Sener Göksel, Sakarcan Abdullah, Sehirli Ozer, Ekşioğlu-Demiralp Emel, Sener Emre, Ercan Feriha, Gedik Nursal, Yeğen Berrak C
Marmara University, School of Pharmacy, Department of Pharmacology, Tibbiye Cad., 34668 Istanbul, Turkey.
Prostaglandins Other Lipid Mediat. 2007 Jun;83(4):257-67. doi: 10.1016/j.prostaglandins.2007.01.013. Epub 2007 Jan 20.
Chronic renal failure (CRF) is associated with oxidative stress that promotes production of reactive oxygen species and cytokine release. We aimed to investigate the possible protective effect of montelukast, a CysLT1 receptor antagonist, against oxidative damage in a rat model of CRF, induced by 5/6 reduction of renal mass. Male Wistar albino rats were randomly assigned to either the CRF group or the sham-operated control group, which received saline or montelukast (10mg/kg, i.p.) for 4 weeks. At the end of the 4 weeks, rats were decapitated and trunk blood was collected. Creatinine, blood urea nitrogen and lactate dehydrogenase (LDH) activity were measured in the serum samples, while leukotriene B(4), TNF-alpha, IL-1 beta, IL-6, total antioxidant capacity (AOC) and leukocyte apoptosis were assayed in plasma samples. Kidney, lung, heart and brain tissue samples were taken for the determination of tissue malondialdehyde (MDA), glutathione (GSH) levels, and myeloperoxidase (MPO) activity. Oxidant-induced tissue fibrosis was determined by tissue collagen contents, and the extent of tissue injuries was analyzed microscopically. CRF caused significant decreases in tissue GSH and plasma AOC, which were accompanied with significant increases in MDA levels, MPO activities, and collagen contents of all the studied tissues, while the circulating levels of the pro-inflammatory mediators, LDH activity, creatinine and BUN were elevated. Montelukast treatment reversed all these biochemical indices, as well as histopathological alterations induced by CRF. Similarly, flow cytometric measurements revealed that leukocyte apoptosis was increased in CRF group, while montelukast reversed this effect. In conclusion, CRF-induced oxidative tissue injury occurs via the activation of pro-inflammatory mediators and by neutrophil infiltration into tissues, and that protective effects of montelukast on CRF-induced injury can be attributed to its ability to inhibit neutrophil infiltration and apoptosis, to balance oxidant-antioxidant status and to regulate the generation of pro-inflammatory mediators.
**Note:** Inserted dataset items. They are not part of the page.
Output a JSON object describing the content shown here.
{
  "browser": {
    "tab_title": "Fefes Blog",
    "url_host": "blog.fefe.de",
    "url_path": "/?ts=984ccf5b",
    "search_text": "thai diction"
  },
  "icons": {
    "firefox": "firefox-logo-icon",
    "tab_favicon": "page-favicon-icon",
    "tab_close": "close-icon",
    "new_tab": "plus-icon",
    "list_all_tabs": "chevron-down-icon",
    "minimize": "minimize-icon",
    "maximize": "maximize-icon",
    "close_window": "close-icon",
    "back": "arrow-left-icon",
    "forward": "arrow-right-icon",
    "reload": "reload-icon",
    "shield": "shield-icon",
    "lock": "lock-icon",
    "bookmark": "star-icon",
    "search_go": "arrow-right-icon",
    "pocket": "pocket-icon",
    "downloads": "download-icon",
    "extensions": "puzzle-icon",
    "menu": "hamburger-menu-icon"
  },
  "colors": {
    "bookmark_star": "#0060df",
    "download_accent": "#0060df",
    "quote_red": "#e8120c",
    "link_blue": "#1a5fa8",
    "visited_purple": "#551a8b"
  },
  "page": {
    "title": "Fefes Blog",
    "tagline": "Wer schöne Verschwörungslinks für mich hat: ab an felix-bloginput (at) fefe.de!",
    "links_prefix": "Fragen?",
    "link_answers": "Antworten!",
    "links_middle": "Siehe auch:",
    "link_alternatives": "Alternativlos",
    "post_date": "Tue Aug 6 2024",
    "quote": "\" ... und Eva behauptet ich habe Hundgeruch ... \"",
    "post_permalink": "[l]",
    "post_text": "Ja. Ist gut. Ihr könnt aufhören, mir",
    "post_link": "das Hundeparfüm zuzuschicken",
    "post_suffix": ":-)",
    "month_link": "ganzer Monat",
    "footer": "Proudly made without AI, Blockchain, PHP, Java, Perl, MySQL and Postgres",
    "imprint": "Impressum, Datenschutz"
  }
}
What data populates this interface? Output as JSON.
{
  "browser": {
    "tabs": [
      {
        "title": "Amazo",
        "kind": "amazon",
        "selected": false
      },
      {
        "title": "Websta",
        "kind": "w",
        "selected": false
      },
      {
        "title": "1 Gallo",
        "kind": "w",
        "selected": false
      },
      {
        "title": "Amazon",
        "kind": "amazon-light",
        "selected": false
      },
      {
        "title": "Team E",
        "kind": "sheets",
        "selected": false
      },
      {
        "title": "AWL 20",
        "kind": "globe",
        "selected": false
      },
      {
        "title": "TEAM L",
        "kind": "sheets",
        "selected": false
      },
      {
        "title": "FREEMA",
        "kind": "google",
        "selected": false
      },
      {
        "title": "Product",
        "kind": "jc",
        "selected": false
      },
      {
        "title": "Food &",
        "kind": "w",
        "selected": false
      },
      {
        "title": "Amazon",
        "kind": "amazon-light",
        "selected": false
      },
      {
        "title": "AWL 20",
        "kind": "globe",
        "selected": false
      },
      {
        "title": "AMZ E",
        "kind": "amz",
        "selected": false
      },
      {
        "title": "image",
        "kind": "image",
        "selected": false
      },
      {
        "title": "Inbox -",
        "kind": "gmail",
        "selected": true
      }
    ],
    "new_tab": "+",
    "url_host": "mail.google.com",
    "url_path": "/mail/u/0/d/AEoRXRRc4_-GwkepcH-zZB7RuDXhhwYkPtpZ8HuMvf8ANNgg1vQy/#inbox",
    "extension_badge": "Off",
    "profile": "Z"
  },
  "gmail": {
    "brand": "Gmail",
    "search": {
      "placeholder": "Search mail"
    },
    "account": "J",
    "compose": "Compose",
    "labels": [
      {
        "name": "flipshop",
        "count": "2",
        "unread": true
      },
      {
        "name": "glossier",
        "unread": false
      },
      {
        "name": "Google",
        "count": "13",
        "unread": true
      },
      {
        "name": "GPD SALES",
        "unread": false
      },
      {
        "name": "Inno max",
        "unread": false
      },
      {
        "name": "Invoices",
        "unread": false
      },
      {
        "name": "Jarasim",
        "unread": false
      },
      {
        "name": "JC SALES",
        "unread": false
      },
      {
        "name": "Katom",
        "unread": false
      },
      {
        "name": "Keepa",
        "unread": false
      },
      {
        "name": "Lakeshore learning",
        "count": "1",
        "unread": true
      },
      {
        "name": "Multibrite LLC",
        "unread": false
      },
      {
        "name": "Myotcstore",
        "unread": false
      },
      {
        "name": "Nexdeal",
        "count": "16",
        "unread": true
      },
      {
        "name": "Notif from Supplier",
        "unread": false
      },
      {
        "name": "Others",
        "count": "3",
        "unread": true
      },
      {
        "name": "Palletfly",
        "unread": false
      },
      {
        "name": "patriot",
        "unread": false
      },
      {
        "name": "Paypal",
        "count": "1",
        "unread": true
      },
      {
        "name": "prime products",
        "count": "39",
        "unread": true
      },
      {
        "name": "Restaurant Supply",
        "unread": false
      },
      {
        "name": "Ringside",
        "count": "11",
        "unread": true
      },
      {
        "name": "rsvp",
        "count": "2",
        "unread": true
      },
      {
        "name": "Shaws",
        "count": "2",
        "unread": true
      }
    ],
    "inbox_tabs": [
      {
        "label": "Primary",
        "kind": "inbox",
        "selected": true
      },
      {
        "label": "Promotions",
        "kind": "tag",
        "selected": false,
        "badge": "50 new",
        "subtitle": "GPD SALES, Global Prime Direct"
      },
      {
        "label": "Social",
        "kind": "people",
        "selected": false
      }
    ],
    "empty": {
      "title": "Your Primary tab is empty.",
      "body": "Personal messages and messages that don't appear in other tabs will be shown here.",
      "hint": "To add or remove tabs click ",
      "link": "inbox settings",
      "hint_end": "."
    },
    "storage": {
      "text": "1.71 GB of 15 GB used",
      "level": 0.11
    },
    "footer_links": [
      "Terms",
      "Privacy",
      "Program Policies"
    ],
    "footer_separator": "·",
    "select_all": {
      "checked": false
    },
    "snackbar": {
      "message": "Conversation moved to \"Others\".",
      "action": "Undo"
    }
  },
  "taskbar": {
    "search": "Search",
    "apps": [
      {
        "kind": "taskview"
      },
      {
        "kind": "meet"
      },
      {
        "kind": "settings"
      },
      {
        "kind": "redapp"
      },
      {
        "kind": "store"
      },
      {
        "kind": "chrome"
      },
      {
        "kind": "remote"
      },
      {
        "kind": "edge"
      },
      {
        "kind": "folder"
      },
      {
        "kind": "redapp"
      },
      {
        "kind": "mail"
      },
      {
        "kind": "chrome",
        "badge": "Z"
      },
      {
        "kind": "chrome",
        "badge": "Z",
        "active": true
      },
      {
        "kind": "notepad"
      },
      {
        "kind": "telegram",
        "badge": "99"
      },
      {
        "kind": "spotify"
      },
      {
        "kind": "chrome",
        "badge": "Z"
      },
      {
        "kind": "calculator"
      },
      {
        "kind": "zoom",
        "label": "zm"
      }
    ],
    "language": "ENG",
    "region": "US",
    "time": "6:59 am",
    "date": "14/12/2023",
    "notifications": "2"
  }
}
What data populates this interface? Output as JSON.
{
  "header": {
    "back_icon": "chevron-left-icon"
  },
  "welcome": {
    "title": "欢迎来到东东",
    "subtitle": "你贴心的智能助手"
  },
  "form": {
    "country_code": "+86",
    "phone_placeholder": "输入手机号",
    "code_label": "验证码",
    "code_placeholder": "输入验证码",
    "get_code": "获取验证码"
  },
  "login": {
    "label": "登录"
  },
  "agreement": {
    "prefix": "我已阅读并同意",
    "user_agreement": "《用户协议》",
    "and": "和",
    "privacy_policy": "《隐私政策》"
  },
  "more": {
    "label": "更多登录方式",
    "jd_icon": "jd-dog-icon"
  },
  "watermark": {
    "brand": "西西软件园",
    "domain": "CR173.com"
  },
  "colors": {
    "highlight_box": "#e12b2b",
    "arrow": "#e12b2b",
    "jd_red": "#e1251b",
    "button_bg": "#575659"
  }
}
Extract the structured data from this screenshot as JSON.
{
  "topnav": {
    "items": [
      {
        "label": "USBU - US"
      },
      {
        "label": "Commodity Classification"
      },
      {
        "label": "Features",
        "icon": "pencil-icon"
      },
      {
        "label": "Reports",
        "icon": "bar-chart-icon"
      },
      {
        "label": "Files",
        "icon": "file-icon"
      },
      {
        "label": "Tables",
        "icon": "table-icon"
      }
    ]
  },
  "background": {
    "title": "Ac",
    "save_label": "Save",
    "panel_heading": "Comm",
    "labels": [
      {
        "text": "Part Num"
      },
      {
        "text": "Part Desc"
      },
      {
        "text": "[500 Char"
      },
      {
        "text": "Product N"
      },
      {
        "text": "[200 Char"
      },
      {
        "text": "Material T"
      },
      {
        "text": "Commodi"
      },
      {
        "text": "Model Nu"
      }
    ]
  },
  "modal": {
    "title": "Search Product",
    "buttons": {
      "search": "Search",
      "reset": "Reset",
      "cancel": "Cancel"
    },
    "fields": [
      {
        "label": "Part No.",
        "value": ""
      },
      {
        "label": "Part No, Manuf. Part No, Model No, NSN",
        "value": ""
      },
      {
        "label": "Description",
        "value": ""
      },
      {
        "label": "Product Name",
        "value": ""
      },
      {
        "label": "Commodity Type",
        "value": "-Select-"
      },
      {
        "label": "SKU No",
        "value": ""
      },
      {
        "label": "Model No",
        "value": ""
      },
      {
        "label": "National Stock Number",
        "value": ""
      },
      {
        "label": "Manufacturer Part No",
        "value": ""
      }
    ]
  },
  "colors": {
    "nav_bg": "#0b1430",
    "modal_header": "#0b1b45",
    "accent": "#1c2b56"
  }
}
慢性肾衰竭(CRF)与氧化应激相关,氧化应激会促进活性氧的产生和细胞因子的释放。我们旨在研究半胱氨酰白三烯1(CysLT1)受体拮抗剂孟鲁司特对肾大部切除诱导的CRF大鼠模型氧化损伤的可能保护作用。雄性Wistar白化大鼠被随机分为CRF组或假手术对照组,分别接受生理盐水或孟鲁司特(10mg/kg,腹腔注射),持续4周。4周结束时,大鼠断头并采集躯干血。测定血清样本中的肌酐、血尿素氮和乳酸脱氢酶(LDH)活性,同时测定血浆样本中的白三烯B4、肿瘤坏死因子-α、白细胞介素-1β、白细胞介素-6、总抗氧化能力(AOC)和白细胞凋亡。采集肾脏、肺、心脏和脑组织样本,测定组织丙二醛(MDA)、谷胱甘肽(GSH)水平和髓过氧化物酶(MPO)活性。通过组织胶原蛋白含量测定氧化诱导的组织纤维化,并通过显微镜分析组织损伤程度。CRF导致组织GSH和血浆AOC显著降低,同时所有研究组织的MDA水平、MPO活性和胶原蛋白含量显著增加,而促炎介质的循环水平、LDH活性、肌酐和尿素氮升高。孟鲁司特治疗逆转了所有这些生化指标以及CRF诱导的组织病理学改变。同样,流式细胞术测量显示CRF组白细胞凋亡增加,而孟鲁司特逆转了这种效应。总之,CRF诱导的氧化组织损伤是通过促炎介质的激活和中性粒细胞浸润到组织中发生的,孟鲁司特对CRF诱导损伤的保护作用可归因于其抑制中性粒细胞浸润和凋亡、平衡氧化-抗氧化状态以及调节促炎介质生成的能力。